Fox5 DC (“Principal of top-ranked Virginia high school resigns“):
The principal of Thomas Jefferson High School for Science and Technology, a prestigious institution in Fairfax County, is stepping down amid concerns about the school’s declining national rankings in recent years.
Dr. Ann Bonitatibus, who has served as principal for seven years, is resigning but will remain with the Fairfax County school district. She will take on a new role as the Executive Director of Talent Acquisition and Management within the Department of Human Resources, a move she described as a promotion.
[…]
The announcement of her departure comes just weeks after the school, which was once ranked the top high school in the country, saw a drop in national rankings.
This news has been met with mixed reactions from the school community.
Asra Nomani, founder of the Coalition for TJ, a parent organization, called the resignation a “win” for the school.
Nomani criticized Bonitatibus’ leadership, noting the decline in the school’s rankings and the reduction in the number of National Merit semifinalists during her tenure.

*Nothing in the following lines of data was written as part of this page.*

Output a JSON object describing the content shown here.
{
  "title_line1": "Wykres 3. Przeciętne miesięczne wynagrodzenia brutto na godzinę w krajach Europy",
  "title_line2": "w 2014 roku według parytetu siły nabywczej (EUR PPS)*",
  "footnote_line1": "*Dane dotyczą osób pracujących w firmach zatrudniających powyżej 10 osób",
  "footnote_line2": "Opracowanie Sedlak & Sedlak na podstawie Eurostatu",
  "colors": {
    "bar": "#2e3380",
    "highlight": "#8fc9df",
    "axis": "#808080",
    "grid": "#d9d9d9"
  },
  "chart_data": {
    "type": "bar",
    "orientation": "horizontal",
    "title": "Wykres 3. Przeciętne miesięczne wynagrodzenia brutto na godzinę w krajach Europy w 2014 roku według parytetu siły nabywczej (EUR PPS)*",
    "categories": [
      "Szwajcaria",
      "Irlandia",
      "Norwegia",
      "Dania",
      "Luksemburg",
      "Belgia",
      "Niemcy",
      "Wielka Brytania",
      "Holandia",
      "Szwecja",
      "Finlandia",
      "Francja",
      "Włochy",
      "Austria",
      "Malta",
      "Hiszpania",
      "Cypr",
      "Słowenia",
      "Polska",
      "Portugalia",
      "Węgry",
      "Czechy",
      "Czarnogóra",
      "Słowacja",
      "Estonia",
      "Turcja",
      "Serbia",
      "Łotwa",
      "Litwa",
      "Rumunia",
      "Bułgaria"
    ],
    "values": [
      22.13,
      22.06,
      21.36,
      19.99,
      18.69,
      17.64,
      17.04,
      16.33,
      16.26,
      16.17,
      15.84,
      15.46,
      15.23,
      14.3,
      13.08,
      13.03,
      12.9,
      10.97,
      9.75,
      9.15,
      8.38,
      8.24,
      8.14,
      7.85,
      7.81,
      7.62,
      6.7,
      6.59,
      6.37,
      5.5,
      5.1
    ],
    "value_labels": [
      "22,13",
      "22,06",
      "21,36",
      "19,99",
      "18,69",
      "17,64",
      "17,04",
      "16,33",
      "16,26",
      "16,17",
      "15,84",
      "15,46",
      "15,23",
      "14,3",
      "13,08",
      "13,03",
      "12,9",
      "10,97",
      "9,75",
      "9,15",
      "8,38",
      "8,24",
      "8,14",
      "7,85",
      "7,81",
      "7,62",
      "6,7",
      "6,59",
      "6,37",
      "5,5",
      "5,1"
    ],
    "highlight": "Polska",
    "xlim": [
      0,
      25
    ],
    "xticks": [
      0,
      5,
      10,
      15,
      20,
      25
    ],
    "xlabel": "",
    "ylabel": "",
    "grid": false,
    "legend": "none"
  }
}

“Across the county, parents, teachers, and students are celebrating. Since Ann Bonitatibus came to the school, the rankings of the school have gone from No. 1 to No. 14. The number of National Merit semifinalists has gone from about 150 to 80, and dozens of teachers and staff have left the school. Her resignation is a perfect example of failing up – where she is now heading to the district level, ironically for talent acquisition when, in fact, she’s driven talent from the school,” Nomani said.
I honestly have no insight as to whether Bonitatibus left under pressure or truly considers her new role a promotion. But the criticism being leveled over the school’s drop in national ranking and production of National Merit semifinalists amuses me because it was completely outside her control.
TJ happens to be in Fairfax County, where I live, so I follow it with mild interest. (My kids are doing well in school but, not shockingly, aren’t STEM geniuses and are not candidates for admission.) As I noted back in June 2021, the previous county superintendent radically changed the admissions process to TJ to favor racial diversity rather than excellence on standardized testing. The first class admitted under those new procedures went from fewer than 2% economically disadvantaged students to 25%.
It’s not shocking then, that the school has fallen somewhat in the national rankings. It went from selecting the students in the second most affluent county in the country mostly on the basis of standardize test scores to guaranteeing spots to the top students in every middle school, regardless of “quality.” They’re simply no longer selecting on the basis of the thing that earns the highest national rankings.
Now, as MarkedMan, Mikey, and others noted in the discussion section of that post and others on the broad topic of the nature of our public education system, the way we rank schools is rather bizarre. At every level, from PhD to kindergarten, we do so on the basis of student quality—an input—rather than on how good they are at teaching—an output.
While it may very well be a good idea to take the top 1% of STEM 9th graders and give them a concentrated high school experience with the best STEM teachers, the fact of the matter is that those students would have graduated as elite STEM students regardless of where they went to school. It’s far more impressive—and frankly, much harder—to take students who are struggling with math and science and graduate them with sufficient proficiency in those subjects to do well in college. But we really have no metrics for judging that.